UK Construction Market Expects Year-on-Year Growth
After the significant growth in the UK construction market at the turn of the century and during much of the review period, construction output was expected to show year-on-year real term growth throughout the forecast period.
In the early years of the forecast period, the UK anticipated real growth of just 1% until 2006, when the output was then expected to rise by 3% and slow towards the end of the period to just 2% in 2007 and 1% in 2008. This was based on an anticipated lack of new residential building work and a decline in civil engineering activity.
Spanish Construction Market Expected to Increase Market Share to 12%
The Spanish market was expected to increase its share of the European construction market to 12% and to maintain it during the whole of the forecast period. The Spanish economy was expected to remain relatively strong during the forecast period, with unemployment anticipated to fall towards the latter part of the forecast period.
At the time of the review, the Spanish construction industry had benefited from substantial increases in civil engineering investment and the level of spending on infrastructure – such as a major upgrade of the country’s motorway network, which was expected to continue through most of the forecast period.
Dutch Construction Market to Continue to Maintain Real Growth
The Dutch market for construction was expected to continue to maintain real growth in output during most of the forecast period, with annual growth expected to peak at 5% in real terms during 2006.
Belgian Construction Market to Demonstrate Moderate Growth in 2004 and 2005
The Belgian construction market was expected to demonstrate moderate growth in 2004 and 2005, with construction output value forecast to grow 3% and 6% during those years. The growth was mainly due to substantial increases in demand for non-residential and civil engineering investment.
However, subsequently, the Belgian market was not expected to perform as strongly as many within Europe, and a downturn in growth levels was expected to begin in 2006.
Swedish Construction Market Expects Sustained Real Growth
The Swedish construction market was expected to demonstrate sustained real growth during most of the forecast period, largely reflecting the full recovery that the country had made from the depths of the recession in the Swedish construction market during the early 1990s. However, growth in most sectors of the market was expected to remain relatively small, with the residential building sector expected to show the biggest advances.

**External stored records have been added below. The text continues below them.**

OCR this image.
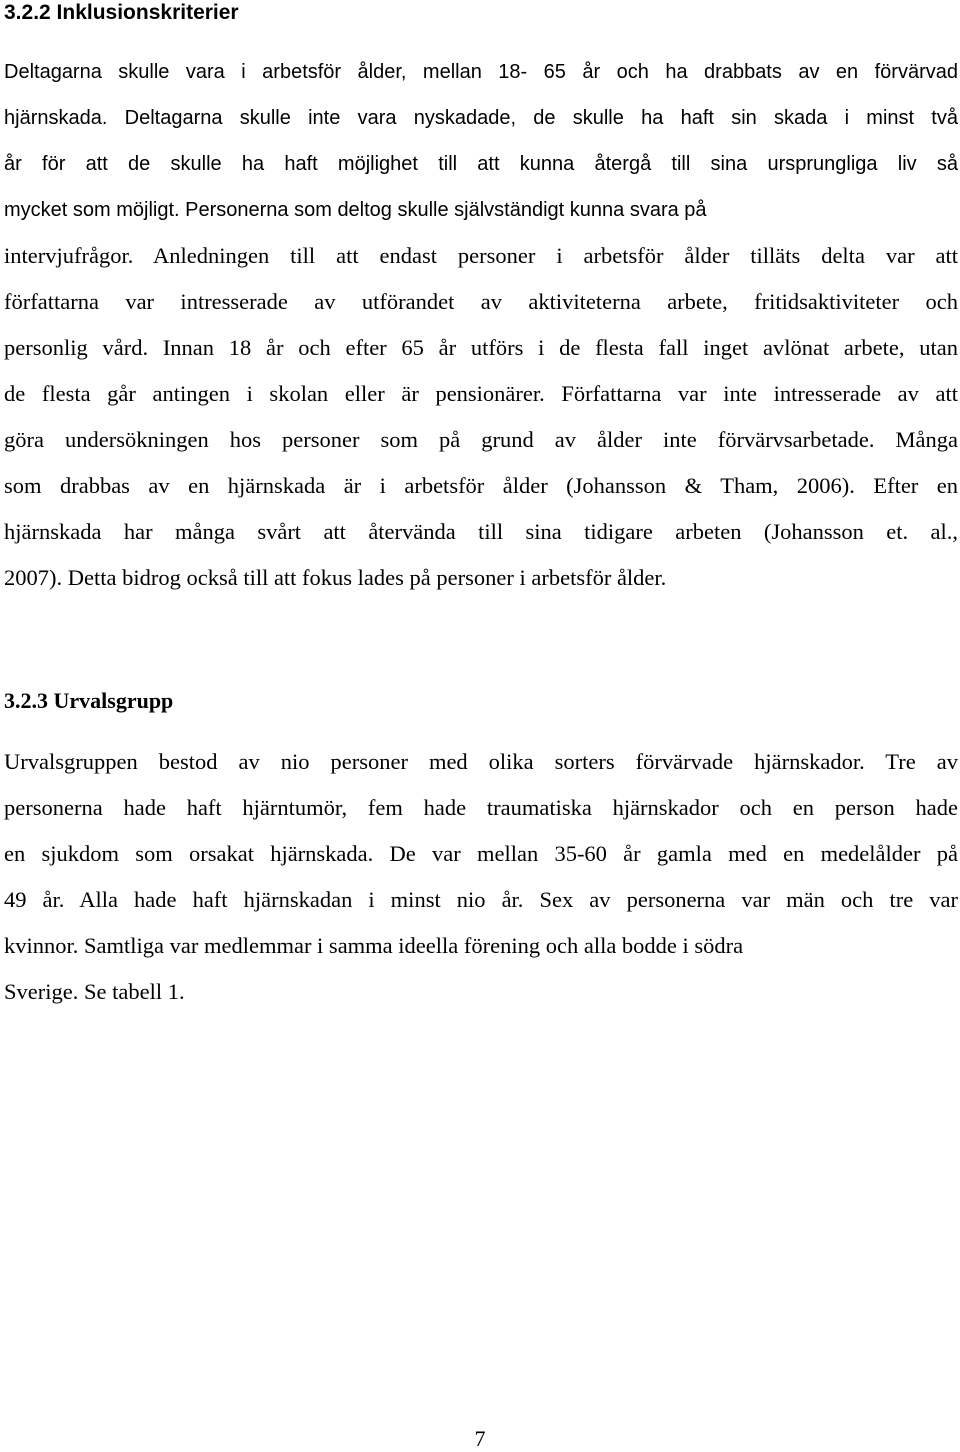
3.2.2 Inklusionskriterier

Deltagarna skulle vara i arbetsför ålder, mellan 18- 65 år och ha drabbats av en förvärvad
hjärnskada. Deltagarna skulle inte vara nyskadade, de skulle ha haft sin skada i minst två
år för att de skulle ha haft möjlighet till att kunna återgå till sina ursprungliga liv så
mycket som möjligt. Personerna som deltog skulle självständigt kunna svara på

intervjufrågor. Anledningen till att endast personer i arbetsför ålder tilläts delta var att
författarna var intresserade av utförandet av aktiviteterna arbete, fritidsaktiviteter och
personlig vård. Innan 18 år och efter 65 år utförs i de flesta fall inget avlönat arbete, utan
de flesta går antingen i skolan eller är pensionärer. Författarna var inte intresserade av att
göra undersökningen hos personer som på grund av ålder inte förvärvsarbetade. Många
som drabbas av en hjärnskada är i arbetsför ålder (Johansson & Tham, 2006). Efter en
hjärnskada har många svårt att återvända till sina tidigare arbeten (Johansson et. al.,
2007). Detta bidrog också till att fokus lades på personer i arbetsför ålder.

3.2.3 Urvalsgrupp

Urvalsgruppen bestod av nio personer med olika sorters förvärvade hjärnskador. Tre av
personerna hade haft hjärntumör, fem hade traumatiska hjärnskador och en person hade
en sjukdom som orsakat hjärnskada. De var mellan 35-60 år gamla med en medelålder på
49 år. Alla hade haft hjärnskadan i minst nio år. Sex av personerna var män och tre var
kvinnor. Samtliga var medlemmar i samma ideella förening och alla bodde i södra
Sverige. Se tabell 1.

7
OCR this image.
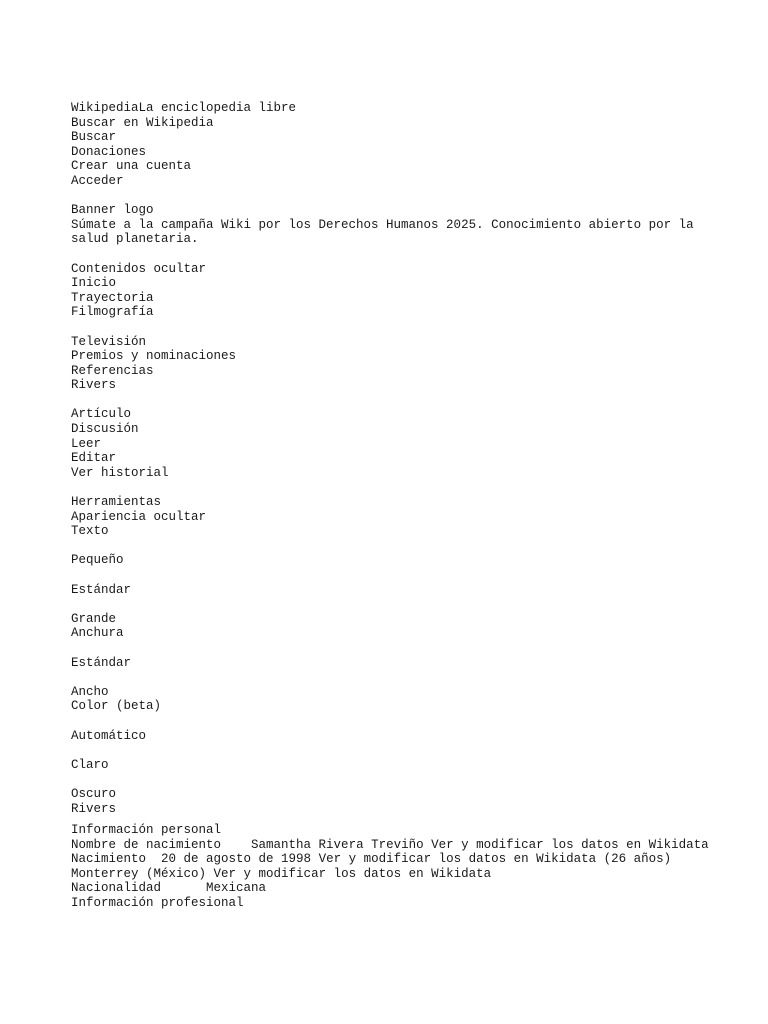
WikipediaLa enciclopedia libre
Buscar en Wikipedia
Buscar
Donaciones
Crear una cuenta
Acceder
Banner logo
Súmate a la campaña Wiki por los Derechos Humanos 2025. Conocimiento abierto por la salud planetaria.
Contenidos ocultar
Inicio
Trayectoria
Filmografía
Televisión
Premios y nominaciones
Referencias
Rivers
Artículo
Discusión
Leer
Editar
Ver historial
Herramientas
Apariencia ocultar
Texto
Pequeño
Estándar
Grande
Anchura
Estándar
Ancho
Color (beta)
Automático
Claro
Oscuro
Rivers
Información personal
Nombre de nacimiento Samantha Rivera Treviño Ver y modificar los datos en Wikidata
Nacimiento 20 de agosto de 1998 Ver y modificar los datos en Wikidata (26 años)
Monterrey (México) Ver y modificar los datos en Wikidata
Nacionalidad	Mexicana
Información profesional
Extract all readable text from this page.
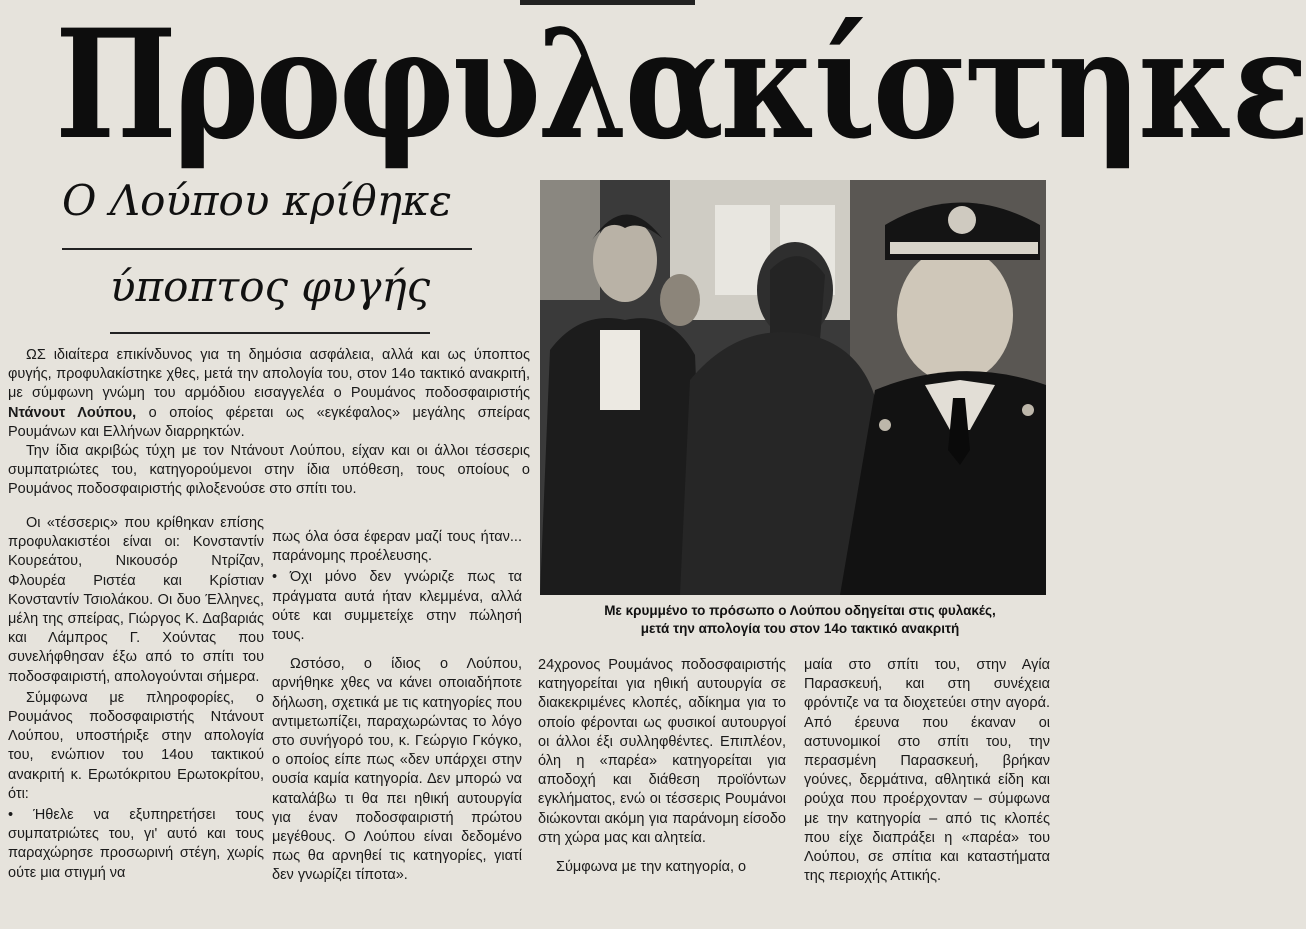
Προφυλακίστηκε
Ο Λούπου κρίθηκε
ύποπτος φυγής

ΩΣ ιδιαίτερα επικίνδυνος για τη δημόσια ασφάλεια, αλλά και ως ύποπτος φυγής, προφυλακίστηκε χθες, μετά την απολογία του, στον 14ο τακτικό ανακριτή, με σύμφωνη γνώμη του αρμόδιου εισαγγελέα ο Ρουμάνος ποδοσφαιριστής Ντάνουτ Λούπου, ο οποίος φέρεται ως «εγκέφαλος» μεγάλης σπείρας Ρουμάνων και Ελλήνων διαρρηκτών.

Την ίδια ακριβώς τύχη με τον Ντάνουτ Λούπου, είχαν και οι άλλοι τέσσερις συμπατριώτες του, κατηγορούμενοι στην ίδια υπόθεση, τους οποίους ο Ρουμάνος ποδοσφαιριστής φιλοξενούσε στο σπίτι του.

Οι «τέσσερις» που κρίθηκαν επίσης προφυλακιστέοι είναι οι: Κονσταντίν Κουρεάτου, Νικουσόρ Ντρίζαν, Φλουρέα Ριστέα και Κρίστιαν Κονσταντίν Τσιολάκου. Οι δυο Έλληνες, μέλη της σπείρας, Γιώργος Κ. Δαβαριάς και Λάμπρος Γ. Χούντας που συνελήφθησαν έξω από το σπίτι του ποδοσφαιριστή, απολογούνται σήμερα.

Σύμφωνα με πληροφορίες, ο Ρουμάνος ποδοσφαιριστής Ντάνουτ Λούπου, υποστήριξε στην απολογία του, ενώπιον του 14ου τακτικού ανακριτή κ. Ερωτόκριτου Ερωτοκρίτου, ότι:

• Ήθελε να εξυπηρετήσει τους συμπατριώτες του, γι' αυτό και τους παραχώρησε προσωρινή στέγη, χωρίς ούτε μια στιγμή να

πως όλα όσα έφεραν μαζί τους ήταν... παράνομης προέλευσης.

• Όχι μόνο δεν γνώριζε πως τα πράγματα αυτά ήταν κλεμμένα, αλλά ούτε και συμμετείχε στην πώλησή τους.

Ωστόσο, ο ίδιος ο Λούπου, αρνήθηκε χθες να κάνει οποιαδήποτε δήλωση, σχετικά με τις κατηγορίες που αντιμετωπίζει, παραχωρώντας το λόγο στο συνήγορό του, κ. Γεώργιο Γκόγκο, ο οποίος είπε πως «δεν υπάρχει στην ουσία καμία κατηγορία. Δεν μπορώ να καταλάβω τι θα πει ηθική αυτουργία για έναν ποδοσφαιριστή πρώτου μεγέθους. Ο Λούπου είναι δεδομένο πως θα αρνηθεί τις κατηγορίες, γιατί δεν γνωρίζει τίποτα».

24χρονος Ρουμάνος ποδοσφαιριστής κατηγορείται για ηθική αυτουργία σε διακεκριμένες κλοπές, αδίκημα για το οποίο φέρονται ως φυσικοί αυτουργοί οι άλλοι έξι συλληφθέντες. Επιπλέον, όλη η «παρέα» κατηγορείται για αποδοχή και διάθεση προϊόντων εγκλήματος, ενώ οι τέσσερις Ρουμάνοι διώκονται ακόμη για παράνομη είσοδο στη χώρα μας και αλητεία.

Σύμφωνα με την κατηγορία, ο

μαία στο σπίτι του, στην Αγία Παρασκευή, και στη συνέχεια φρόντιζε να τα διοχετεύει στην αγορά. Από έρευνα που έκαναν οι αστυνομικοί στο σπίτι του, την περασμένη Παρασκευή, βρήκαν γούνες, δερμάτινα, αθλητικά είδη και ρούχα που προέρχονταν – σύμφωνα με την κατηγορία – από τις κλοπές που είχε διαπράξει η «παρέα» του Λούπου, σε σπίτια και καταστήματα της περιοχής Αττικής.

Με κρυμμένο το πρόσωπο ο Λούπου οδηγείται στις φυλακές,
μετά την απολογία του στον 14ο τακτικό ανακριτή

Austrian Construction Market to Maintain 3% Share of Total European Market
Austria was expected to maintain a 3% share of the total European construction market during much of the forecast period, with the strongest real growth expected to be recorded during 2007. The Austrian industry was expected to benefit from the enlarged EU in 2004, with its geographical proximity to these markets expected to result in increased opportunities in the construction sector, particularly within the civil engineering market.
Danish Construction Market Forecast to Experience Stable Real Term Annual Growth
After a drop of 1% in 2003, the Danish construction market was forecast to regain the ground it had previously lost, and achieve a stable real term annual growth rate of between 1% and 4% throughout the forecast period. This reflected the improved economic conditions in Denmark, which would result in increased investment levels in both new housing and housing repair, and maintenance in particular.
Portuguese Construction Market Forecast to Fluctuate
The Portuguese construction market was expected to fluctuate somewhat during the forecast period, with the value of the sector expected to be further reduced during the early years. This was based on the substantial changes in annual investment in civil engineering and, in particular, in the civil engineering repair and maintenance work at the time.
This article was updated on 24th February, 2020.